Well, there are a couple of problems here:
(1) You implicitly define “redistribution” as anything other than a flat tax system. However, that is somewhat arbitrary. There are other possible definitions such as looking at the difference between how much someone would get in the absence of government vs. in its presence. It is hard to say how much each person gets out of the collective enterprise of government but I can pretty much guarantee you that Bill Gates wouldn’t be able to amass even a small fraction of his present fortune without the benefits he gets from having the government to enforce contracts, corporate law, etc. Furthermore, every political decision has distributive implications. The fact that we have chosen to have corporate law the way it is has allowed the accumulation of vast amounts of wealth into a small number of hands. The wealth distribution that comes out of this decision is by no means written in stone as the correct one.

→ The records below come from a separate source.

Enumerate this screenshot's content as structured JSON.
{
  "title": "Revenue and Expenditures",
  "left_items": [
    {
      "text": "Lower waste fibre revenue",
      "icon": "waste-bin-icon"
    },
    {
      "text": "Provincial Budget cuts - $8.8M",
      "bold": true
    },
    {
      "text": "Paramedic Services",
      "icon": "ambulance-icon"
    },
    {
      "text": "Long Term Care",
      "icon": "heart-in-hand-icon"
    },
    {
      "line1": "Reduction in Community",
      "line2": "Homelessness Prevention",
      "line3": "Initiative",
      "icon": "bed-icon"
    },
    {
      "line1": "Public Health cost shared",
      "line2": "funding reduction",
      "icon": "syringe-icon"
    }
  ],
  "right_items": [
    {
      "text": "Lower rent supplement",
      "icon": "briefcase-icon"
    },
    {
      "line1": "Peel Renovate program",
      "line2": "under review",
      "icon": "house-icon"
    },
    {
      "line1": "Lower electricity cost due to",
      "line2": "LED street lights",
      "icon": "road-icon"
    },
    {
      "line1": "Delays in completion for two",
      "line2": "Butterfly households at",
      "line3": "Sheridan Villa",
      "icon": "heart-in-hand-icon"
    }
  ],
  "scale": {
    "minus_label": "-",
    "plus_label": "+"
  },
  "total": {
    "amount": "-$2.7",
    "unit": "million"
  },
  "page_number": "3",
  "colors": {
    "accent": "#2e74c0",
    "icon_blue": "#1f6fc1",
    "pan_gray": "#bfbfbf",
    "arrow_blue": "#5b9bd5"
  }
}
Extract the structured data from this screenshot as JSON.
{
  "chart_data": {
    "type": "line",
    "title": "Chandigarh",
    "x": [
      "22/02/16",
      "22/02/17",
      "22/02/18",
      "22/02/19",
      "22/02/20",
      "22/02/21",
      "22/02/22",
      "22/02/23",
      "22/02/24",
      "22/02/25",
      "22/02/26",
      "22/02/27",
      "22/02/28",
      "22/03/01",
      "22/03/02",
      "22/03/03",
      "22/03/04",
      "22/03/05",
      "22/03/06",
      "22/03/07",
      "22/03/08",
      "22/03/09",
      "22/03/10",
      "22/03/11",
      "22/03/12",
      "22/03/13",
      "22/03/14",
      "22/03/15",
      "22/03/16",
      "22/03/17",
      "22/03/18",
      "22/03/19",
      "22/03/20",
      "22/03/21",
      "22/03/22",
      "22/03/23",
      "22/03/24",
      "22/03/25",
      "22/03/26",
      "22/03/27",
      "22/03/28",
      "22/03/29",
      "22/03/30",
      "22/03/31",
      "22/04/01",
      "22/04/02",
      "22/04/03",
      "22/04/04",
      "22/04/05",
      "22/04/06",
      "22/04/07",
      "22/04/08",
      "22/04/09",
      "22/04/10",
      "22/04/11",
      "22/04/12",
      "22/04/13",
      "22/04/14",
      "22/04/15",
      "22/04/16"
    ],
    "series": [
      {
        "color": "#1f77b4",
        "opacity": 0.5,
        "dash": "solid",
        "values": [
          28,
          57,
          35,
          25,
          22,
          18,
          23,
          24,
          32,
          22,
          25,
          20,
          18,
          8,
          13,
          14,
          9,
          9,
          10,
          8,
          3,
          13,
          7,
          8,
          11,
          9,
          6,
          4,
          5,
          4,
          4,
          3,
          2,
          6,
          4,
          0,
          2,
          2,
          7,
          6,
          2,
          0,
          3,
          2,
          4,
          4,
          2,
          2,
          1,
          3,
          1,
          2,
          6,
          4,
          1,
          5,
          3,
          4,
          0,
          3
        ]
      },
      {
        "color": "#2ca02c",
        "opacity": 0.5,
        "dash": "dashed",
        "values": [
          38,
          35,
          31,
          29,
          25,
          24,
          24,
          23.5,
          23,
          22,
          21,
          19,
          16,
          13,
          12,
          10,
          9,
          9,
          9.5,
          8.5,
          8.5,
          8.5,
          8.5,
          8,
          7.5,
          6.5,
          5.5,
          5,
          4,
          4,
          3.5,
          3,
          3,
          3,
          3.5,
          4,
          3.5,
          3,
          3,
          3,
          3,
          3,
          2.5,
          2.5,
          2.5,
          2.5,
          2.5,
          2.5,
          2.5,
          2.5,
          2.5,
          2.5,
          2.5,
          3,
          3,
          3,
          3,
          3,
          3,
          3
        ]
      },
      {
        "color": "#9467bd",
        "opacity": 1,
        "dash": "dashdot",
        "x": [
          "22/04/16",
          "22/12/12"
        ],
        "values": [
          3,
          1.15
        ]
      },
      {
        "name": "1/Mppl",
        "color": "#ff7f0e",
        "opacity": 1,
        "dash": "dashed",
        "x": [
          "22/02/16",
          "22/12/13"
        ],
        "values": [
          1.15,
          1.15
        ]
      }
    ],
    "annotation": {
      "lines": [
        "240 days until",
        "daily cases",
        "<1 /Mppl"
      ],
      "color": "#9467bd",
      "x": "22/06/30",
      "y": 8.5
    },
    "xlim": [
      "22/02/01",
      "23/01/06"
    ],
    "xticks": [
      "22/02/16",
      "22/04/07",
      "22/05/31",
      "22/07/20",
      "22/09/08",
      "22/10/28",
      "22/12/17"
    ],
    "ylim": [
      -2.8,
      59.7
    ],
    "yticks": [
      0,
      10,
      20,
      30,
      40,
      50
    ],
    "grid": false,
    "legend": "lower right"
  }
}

(2) Again, you are not looking at everything. As I noted, state tax systems are generally regressive, so that (by your definition) there is redistribution upward. If you look at the tax structure in toto, it is said to be pretty close to flat over most of the scale.
Well, statistics are available on what has happened to real (adjusted for inflation) incomes over the past 20 years or so. The basic summary is this: The top 1% have seen their real incomes (after taxes even) rise by 150%…i.e., go up by a factor of 2.5. Those at the median have seen a much more anemic rise (I think it is like 10%). And, those near the bottom have essentially just been staying even.
Another statistic is median real hourly wages which were essentially flat between 1980 and ~1997 and then gained a bit of ground in the last few years of the Clinton Administration. They may have lost ground again the last couple of years.
No…This is something that we have to decide as a society through the political process. Some argue that we have no right to decide it, but as I noted above, since every policy decision has implications on distribution, this really amounts to the argument that we will adopt policies that make income distribution very unequal and then refuse to consider any policies to even it out.